Pada 8 Desember 2014, dalam kejenuhan mengenang suasana dirgahayu, aku berjalan ke tempat jual lukisan di Kota kasablanka. Di sana aku bertemu pelukis perempuan yang sedang menyelesaikan order. Bu Yunti, nama pelukis yang cukup hebat itu. Ia merupakan pelukis jebolan pendidikan tinggi di Kota Jogyakarta. Banyak hal terdiskusikan waktu itu yang sedikit mengurangi kejenuhan meski tak tuntas.

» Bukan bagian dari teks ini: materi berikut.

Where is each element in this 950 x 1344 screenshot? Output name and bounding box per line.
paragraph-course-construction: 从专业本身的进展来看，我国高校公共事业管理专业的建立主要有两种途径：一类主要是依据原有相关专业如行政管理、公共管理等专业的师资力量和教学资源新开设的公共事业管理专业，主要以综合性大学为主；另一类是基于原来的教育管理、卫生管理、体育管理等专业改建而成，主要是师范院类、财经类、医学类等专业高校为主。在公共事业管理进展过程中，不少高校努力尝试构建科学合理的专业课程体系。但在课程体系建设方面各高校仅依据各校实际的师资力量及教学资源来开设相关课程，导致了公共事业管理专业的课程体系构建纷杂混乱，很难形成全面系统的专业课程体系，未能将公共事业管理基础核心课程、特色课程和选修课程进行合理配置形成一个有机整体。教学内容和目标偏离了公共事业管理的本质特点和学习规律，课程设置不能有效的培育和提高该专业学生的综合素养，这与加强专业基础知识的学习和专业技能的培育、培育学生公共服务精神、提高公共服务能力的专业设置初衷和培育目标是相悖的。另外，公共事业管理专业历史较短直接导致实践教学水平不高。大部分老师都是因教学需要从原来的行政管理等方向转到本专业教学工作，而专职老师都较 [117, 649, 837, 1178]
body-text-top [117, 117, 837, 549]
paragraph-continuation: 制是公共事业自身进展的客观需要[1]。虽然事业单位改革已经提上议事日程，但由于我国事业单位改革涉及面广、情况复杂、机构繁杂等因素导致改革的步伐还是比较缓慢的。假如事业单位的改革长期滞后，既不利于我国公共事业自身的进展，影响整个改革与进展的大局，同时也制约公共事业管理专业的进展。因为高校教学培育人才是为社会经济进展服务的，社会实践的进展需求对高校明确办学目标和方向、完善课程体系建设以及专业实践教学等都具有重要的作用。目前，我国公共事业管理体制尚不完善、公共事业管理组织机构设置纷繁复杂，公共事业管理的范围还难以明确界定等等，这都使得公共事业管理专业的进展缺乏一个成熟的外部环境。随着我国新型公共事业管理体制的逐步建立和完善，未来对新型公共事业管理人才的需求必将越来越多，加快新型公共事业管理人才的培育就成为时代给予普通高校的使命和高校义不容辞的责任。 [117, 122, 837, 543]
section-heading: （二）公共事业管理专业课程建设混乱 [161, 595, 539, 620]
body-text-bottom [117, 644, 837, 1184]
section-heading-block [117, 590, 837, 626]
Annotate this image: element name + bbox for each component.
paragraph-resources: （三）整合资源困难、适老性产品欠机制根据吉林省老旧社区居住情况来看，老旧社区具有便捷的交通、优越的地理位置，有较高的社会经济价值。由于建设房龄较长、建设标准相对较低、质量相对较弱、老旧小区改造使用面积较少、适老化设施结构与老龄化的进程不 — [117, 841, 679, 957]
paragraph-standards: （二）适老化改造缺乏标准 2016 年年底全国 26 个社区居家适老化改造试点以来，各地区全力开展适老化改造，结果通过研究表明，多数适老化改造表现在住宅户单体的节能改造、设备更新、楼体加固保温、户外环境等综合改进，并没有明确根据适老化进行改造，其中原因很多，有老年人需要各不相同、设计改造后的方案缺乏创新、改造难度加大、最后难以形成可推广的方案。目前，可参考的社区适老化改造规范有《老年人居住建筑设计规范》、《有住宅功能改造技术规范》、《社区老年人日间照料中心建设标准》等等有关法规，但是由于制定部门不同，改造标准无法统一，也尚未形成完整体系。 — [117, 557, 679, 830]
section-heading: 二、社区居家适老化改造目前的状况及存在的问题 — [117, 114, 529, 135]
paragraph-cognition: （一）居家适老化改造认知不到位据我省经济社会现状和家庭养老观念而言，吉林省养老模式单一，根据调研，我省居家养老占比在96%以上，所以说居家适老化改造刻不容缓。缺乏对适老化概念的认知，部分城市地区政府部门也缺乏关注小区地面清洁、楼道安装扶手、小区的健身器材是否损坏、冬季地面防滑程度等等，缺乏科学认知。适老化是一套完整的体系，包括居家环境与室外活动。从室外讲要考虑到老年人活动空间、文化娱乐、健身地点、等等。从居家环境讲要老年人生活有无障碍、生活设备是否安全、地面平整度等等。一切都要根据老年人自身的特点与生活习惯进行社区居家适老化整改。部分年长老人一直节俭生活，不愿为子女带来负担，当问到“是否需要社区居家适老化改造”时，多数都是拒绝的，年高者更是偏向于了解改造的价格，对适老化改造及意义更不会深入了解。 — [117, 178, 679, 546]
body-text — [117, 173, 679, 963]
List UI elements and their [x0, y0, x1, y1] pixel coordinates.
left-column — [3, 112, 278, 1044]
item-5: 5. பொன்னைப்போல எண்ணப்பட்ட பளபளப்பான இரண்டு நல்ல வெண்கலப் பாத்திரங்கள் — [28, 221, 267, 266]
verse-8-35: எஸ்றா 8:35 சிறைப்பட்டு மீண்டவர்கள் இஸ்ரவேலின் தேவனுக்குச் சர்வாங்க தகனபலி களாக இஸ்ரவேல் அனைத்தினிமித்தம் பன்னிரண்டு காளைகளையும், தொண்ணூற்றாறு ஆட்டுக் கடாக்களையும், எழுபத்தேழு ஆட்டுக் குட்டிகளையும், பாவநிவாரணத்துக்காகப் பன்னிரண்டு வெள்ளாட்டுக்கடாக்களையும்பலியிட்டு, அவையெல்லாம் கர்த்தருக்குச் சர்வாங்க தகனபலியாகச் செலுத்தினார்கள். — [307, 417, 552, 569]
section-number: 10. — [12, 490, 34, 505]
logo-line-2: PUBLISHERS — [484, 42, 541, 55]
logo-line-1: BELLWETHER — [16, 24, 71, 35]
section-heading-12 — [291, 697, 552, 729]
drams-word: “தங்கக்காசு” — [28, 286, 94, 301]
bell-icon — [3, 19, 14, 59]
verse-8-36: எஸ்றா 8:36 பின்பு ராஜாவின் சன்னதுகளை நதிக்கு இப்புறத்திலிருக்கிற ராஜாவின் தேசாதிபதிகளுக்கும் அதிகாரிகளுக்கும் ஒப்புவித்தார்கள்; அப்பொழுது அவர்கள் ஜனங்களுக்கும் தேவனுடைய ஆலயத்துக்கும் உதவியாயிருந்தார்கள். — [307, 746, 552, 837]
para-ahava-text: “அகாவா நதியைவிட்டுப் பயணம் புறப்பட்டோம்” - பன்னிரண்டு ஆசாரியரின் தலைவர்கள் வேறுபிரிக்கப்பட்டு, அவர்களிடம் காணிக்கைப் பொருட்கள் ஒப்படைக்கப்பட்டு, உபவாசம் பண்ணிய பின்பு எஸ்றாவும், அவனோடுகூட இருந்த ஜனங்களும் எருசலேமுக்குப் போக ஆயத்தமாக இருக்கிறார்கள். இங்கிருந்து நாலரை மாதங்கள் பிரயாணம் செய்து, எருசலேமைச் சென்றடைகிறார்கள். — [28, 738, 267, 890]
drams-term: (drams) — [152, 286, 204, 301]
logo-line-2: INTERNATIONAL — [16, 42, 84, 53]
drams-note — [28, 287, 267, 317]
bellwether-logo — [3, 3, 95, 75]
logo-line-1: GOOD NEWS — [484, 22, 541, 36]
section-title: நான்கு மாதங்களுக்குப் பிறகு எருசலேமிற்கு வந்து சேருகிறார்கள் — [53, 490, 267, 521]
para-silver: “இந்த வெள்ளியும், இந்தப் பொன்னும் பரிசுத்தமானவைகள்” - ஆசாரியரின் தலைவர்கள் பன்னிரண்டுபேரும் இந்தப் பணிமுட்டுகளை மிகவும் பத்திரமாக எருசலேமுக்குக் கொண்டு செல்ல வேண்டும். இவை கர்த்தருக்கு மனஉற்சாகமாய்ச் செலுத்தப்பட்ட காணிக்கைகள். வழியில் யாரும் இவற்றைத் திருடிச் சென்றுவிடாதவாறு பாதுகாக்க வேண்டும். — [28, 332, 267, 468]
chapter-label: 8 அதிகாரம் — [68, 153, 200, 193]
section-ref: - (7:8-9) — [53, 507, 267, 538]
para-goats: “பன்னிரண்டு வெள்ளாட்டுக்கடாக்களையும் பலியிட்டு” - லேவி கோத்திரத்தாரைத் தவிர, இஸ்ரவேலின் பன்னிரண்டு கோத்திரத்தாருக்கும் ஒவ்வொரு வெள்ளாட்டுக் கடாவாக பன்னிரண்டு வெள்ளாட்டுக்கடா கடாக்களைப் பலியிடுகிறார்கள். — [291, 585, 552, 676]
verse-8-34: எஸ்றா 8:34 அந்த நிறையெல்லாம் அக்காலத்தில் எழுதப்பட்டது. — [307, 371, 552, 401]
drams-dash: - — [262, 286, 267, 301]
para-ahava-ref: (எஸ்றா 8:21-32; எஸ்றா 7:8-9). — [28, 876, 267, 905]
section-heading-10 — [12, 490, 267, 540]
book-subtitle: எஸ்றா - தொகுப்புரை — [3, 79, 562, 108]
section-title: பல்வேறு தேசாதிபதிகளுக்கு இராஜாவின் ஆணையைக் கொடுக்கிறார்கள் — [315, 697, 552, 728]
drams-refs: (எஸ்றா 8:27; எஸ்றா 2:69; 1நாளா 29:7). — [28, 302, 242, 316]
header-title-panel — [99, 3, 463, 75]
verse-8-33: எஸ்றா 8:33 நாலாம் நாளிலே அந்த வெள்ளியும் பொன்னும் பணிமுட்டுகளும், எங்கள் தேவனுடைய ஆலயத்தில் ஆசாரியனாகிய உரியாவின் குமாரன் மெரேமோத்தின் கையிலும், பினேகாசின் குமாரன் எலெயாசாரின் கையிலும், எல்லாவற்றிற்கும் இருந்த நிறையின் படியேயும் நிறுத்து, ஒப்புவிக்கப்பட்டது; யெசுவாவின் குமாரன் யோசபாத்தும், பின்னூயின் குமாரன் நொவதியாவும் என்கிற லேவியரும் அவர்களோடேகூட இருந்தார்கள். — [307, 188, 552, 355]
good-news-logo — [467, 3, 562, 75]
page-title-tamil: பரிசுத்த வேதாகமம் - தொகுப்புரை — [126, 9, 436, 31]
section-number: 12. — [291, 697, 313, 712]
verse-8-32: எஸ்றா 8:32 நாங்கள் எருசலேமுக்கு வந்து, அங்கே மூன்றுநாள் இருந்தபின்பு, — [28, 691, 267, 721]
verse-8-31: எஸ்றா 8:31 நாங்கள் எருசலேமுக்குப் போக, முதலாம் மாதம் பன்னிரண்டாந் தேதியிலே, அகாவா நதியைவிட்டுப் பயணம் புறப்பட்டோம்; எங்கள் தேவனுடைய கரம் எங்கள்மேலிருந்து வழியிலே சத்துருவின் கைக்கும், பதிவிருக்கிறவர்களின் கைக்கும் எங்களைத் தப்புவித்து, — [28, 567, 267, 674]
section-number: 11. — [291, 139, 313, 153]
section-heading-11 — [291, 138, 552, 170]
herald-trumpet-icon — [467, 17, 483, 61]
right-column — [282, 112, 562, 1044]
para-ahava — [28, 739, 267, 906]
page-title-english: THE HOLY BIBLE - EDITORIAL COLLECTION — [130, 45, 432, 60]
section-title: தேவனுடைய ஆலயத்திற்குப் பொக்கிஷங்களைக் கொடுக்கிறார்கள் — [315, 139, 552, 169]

Membangun Industri Kreatif
Melalui Perberdayaan Unit Produksi Seniman
Industri
kreatif merupakan lapangan kerja yang diyakini mampu memberi kesejahteraan bagi para seniman seperti
terlihat di banyak negeri. Praktek ini membutuhkan perhatian pemerintah sesuai
dengan kewajiban amanah yang diemban sehingga hambatan pencapaian kinerja dari
para seniman di luar kemampuannya dapat teratasi. Konsep ini juga dapat
terealisasi manakala pihak pemerintah dan pelaku karya seni mampu memunculkan
kondisi saling terkait dan saling menguntungkan (mutualisme simbiosa).
Kendala
utama para pekerja seni yakni memasarkan hasil karya yang pada hakekatnya
merupakan kebutuhan hidup. Di daerah tertentu yang mengandalkan karya seni
sebagai objek wisata yang mampu mendulang devisa melalui kunjungan turis, tentu
persoalan ini tidaklah menjadi persoalan, seperti Bali, Jogyakarta, dan
beberapa daerah lain di Indonesia. Oleh karena itu perlu diterapkan upaya
aplikatif saling menguntungkan antara para pekerja seni dengan pemerintah baik
pusat maupun daerah.
Pekerja
seni merupakan sosok yang mampu menghadirkan karya seni untuk dinikmati
berbagai kalangan, di samping mampu menciptakan daya tarik masing-masing daerah
domisili. Pemerintah merupakan pemangku kepentingan yang berwenang untuk
membangkitkan ekonomi daerah sebagaimana tersirat dalam tujuan kepemerintahan
yang baik. Mencermati kedua hal
tersebut, tidaklah sulit untuk mengkolaborasikan ke dalam bentuk hubungan mutualisme tersebut.
Solusi
termudah yakni dengan mengatasi permasalahan kebutuhan dasar para pelaku seni
tersebut sementara tuntutan yang diterapkan seputar kemampuan menghasilkan
karya seni yang dapat dijadikan objek wisata daerah. Tentu dalam membangun
keterkaitan ini diperlukan suatu komitmen kuat antara pemerintah dengan sosok
pekerja seni. Aplikasinya, suatu sanggar, padepokan, studio, atau apapun
namanya, dapat dijadikan objek kunjungan yang terdata dalam registrasi
pemerintah dan tidak diperkenankan non-aktif selama mendapat fasilitas dari pemerintah.
Dampak
positif yang terjadi, para pekerja seni tidak disusahkan dengan persoalan pelik
terhadap kebutuhan hidup dalam melakukan aktivitasnya. Selain itu, para pekerja
seni memenuhi kewajibannya untuk berproduksi setiap waktu. Dengan demikian, akan
hadir karya-karya seni baru yang dapat dijadikan promosi daerah berkelanjutan.